Based on "Evaluating AGENTS.md: Are Repository-Level Context Files Helpful for Coding Agents?" by Gloaguen, Mündler, Müller, Raychev, and Vechev (2025).
Paper: https://arxiv.org/abs/2602.11988
Context files (AGENTS.md, CLAUDE.md, .cursorrules, etc.) often reduce task success rates while increasing inference costs by 20%+. Generating elaborate context files is counterproductive.
| Metric | LLM-generated files | Developer-written files |
|---|---|---|
| Performance change | -0.5% to -2% | +4% avg on AGENTbench |
| Cost increase | 20-23% | up to 19% |
| Additional steps per task | 2.45-3.92 | varies |
| Reasoning token increase | 14-22% | 2-20% |
Agents don't discover relevant files faster when given directory listings or architecture descriptions. They just explore more broadly, consuming more resources. 100% of Sonnet-generated and 95-99% of other LLM-generated files included overviews, all wastefully.

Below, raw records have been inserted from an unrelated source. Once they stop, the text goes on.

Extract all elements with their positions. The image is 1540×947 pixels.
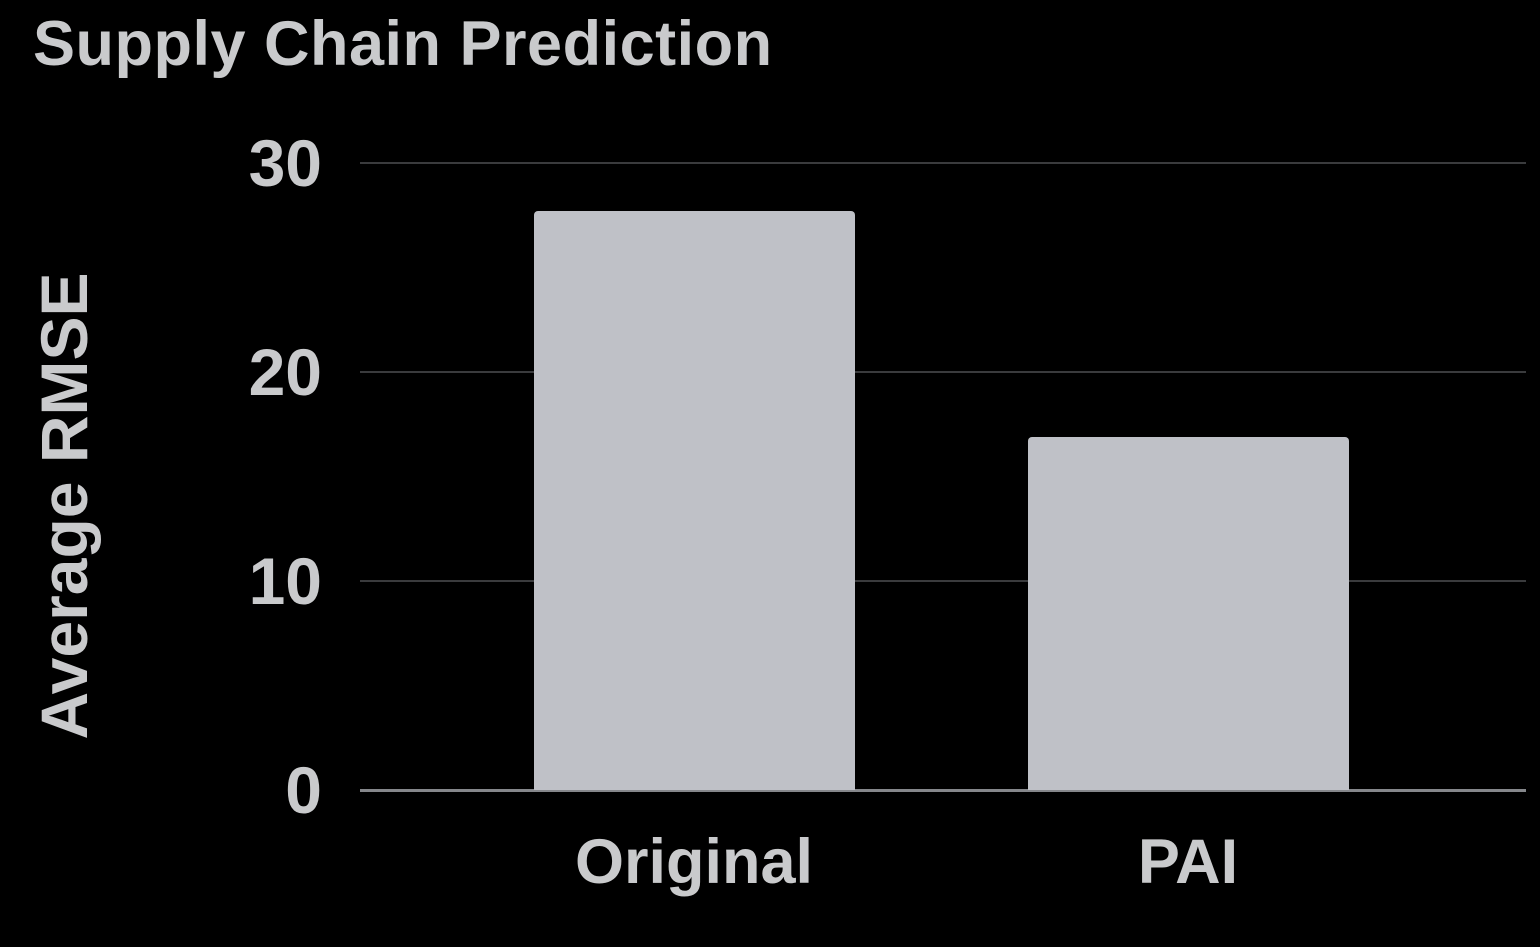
ytick-label-30: 30 (248, 126, 322, 200)
ytick-label-20: 20 (248, 335, 322, 409)
gridline-y10 (360, 580, 1526, 582)
gridline-y30 (360, 162, 1526, 164)
x-axis-line (360, 789, 1526, 792)
xtick-label-original: Original (574, 827, 814, 897)
bar-original (534, 211, 855, 790)
y-axis-label: Average RMSE (27, 272, 101, 740)
xtick-label-pai: PAI (1137, 827, 1239, 897)
chart-title: Supply Chain Prediction (33, 9, 773, 79)
bar-pai (1028, 437, 1349, 790)
ytick-label-10: 10 (248, 544, 322, 618)
gridline-y20 (360, 371, 1526, 373)
ytick-label-0: 0 (285, 753, 322, 827)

When existing documentation (.md files, docs/) was removed from repositories, LLM-generated context files improved performance by 2.7%. The files aren't inherently bad - they're bad because they duplicate existing docs.
When context files mention specific tools (pytest, uv, grep, repo-specific CLIs), agents use those tools 1.6-2.5x more frequently. This is the most useful thing you can put in a context file.
Across all agents, all benchmarks, and all generating models (including the strongest available), LLM-generated files consistently hurt or showed negligible benefit. Stronger models don't generate better context files either.
Hand-written files outperformed LLM-generated ones across all four agents tested. Developers naturally write shorter, more targeted content focused on actual pain points.
Context files caused agents to execute more tests, read more files, and search more broadly. This increased activity did not translate to higher success rates - just higher costs.
Include only what agents cannot discover on their own. Everything else is noise.